Researchers from the University of Iowa College of Public Health and the Institute for Agriculture and Trade Policy (IATP) tested 395 fresh pork samples from 36 retail stores in Iowa, Minnesota and New Jersey. They found that 68.4% (256) of samples were contaminated with S. aureus—a bacteria which can cause serious blood, skin and lung infections in humans, while 6.6% were contaminated with MRSA, a deadly bacteria that causes nearly 19,000 deaths a year in the US.

Within the MRSA strains, there was a high level of antibiotic resistance, with 76.9% resistant to two or more antibiotics and 38.5% resistant to three or more antibiotics tested.

The study, which was published in online science journal PloS ONE, represents the biggest screening of raw meat products for MRSA carried out so far in the US. The prevalence of MRSA found in the study was much higher than previous, smaller studies, have indicated. A screening of 165 meat samples last year indicated that 1.2% of pork was infected with the bacteria.

IATP’s MD David Wallinga said that the results suggested that the prevalence of MRSA in the US was "on the same order as Europe​", although while European studies had commonly found the MRSA ST 398 strain, or “livestock associated” MRSA, the MRSA found in US pork was generally not the ST 398 strain, so it was unclear exactly where the infection was coming from.

He suggested that MRSA could be on the increase because of the use of antibiotics in pork production.

"MRSA is getting more prevalent outside the hospital in general.
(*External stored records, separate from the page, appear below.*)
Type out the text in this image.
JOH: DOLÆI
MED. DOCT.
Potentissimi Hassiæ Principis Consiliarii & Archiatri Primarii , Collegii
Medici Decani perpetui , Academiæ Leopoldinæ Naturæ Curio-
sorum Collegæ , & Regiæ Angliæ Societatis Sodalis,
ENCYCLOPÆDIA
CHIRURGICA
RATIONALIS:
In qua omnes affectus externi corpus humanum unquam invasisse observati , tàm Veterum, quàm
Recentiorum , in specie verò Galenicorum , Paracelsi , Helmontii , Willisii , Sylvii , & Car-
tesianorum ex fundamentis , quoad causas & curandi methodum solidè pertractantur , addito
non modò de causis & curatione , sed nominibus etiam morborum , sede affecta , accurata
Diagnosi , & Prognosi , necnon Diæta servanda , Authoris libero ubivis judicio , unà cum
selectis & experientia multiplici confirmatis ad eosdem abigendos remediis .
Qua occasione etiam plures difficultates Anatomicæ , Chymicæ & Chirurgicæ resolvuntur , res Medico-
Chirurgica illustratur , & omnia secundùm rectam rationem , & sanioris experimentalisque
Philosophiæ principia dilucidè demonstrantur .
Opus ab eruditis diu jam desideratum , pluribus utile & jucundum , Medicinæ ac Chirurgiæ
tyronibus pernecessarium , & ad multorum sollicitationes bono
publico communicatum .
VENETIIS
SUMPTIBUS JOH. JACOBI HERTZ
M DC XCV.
In Europe, there have been studies strongly implicating community based MRSA infections with industrial livestock production, and with raising pigs on antibiotics in particular. That connection has been more equivocal in the US," ​he said.

"We don’t know exactly why it is prevalent in the US, and seemingly newly so, although it wasn’t being closed tracked in the past. This is exactly why Americans deserve to have our regulators and food safety agencies doing much, much more to routinely monitor MRSA in the food supply and to chase down how and why it is getting there."

Antibiotic link

Interestingly, the study found no statistically significant difference in MRSA prevalence on conventional pork versus “alternative” pork which had been “raised without antibiotics” or “raised without antibiotic growth promotants”, free of antibiotics. This contradicts findings from farms, which have to date found that MRSA is more prevalent on conventional farms than “alternative” pig farms.

The report on the study suggested that this could be because the link between on-farm antibiotic use and MRSA on meat products had been “obscured​” by contamination of meat with MRSA post-slaughter. They also pointed out that there was no third-party verification of “raised without antibiotics” and “raised without antibiotic growth promotants” meat in the US.

Wallinga said that until proven otherwise, the industry should act as routine antibiotic use in livestock production drives contamination of food with bacteria resistant to multiple antibiotics, including but not limited to MRSA.

"Hog producers ought to be finding every possible way to avoid antibiotic use, starting in the adult or finisher pigs, and aiming to eliminate such use altogether over the next several years​," he said.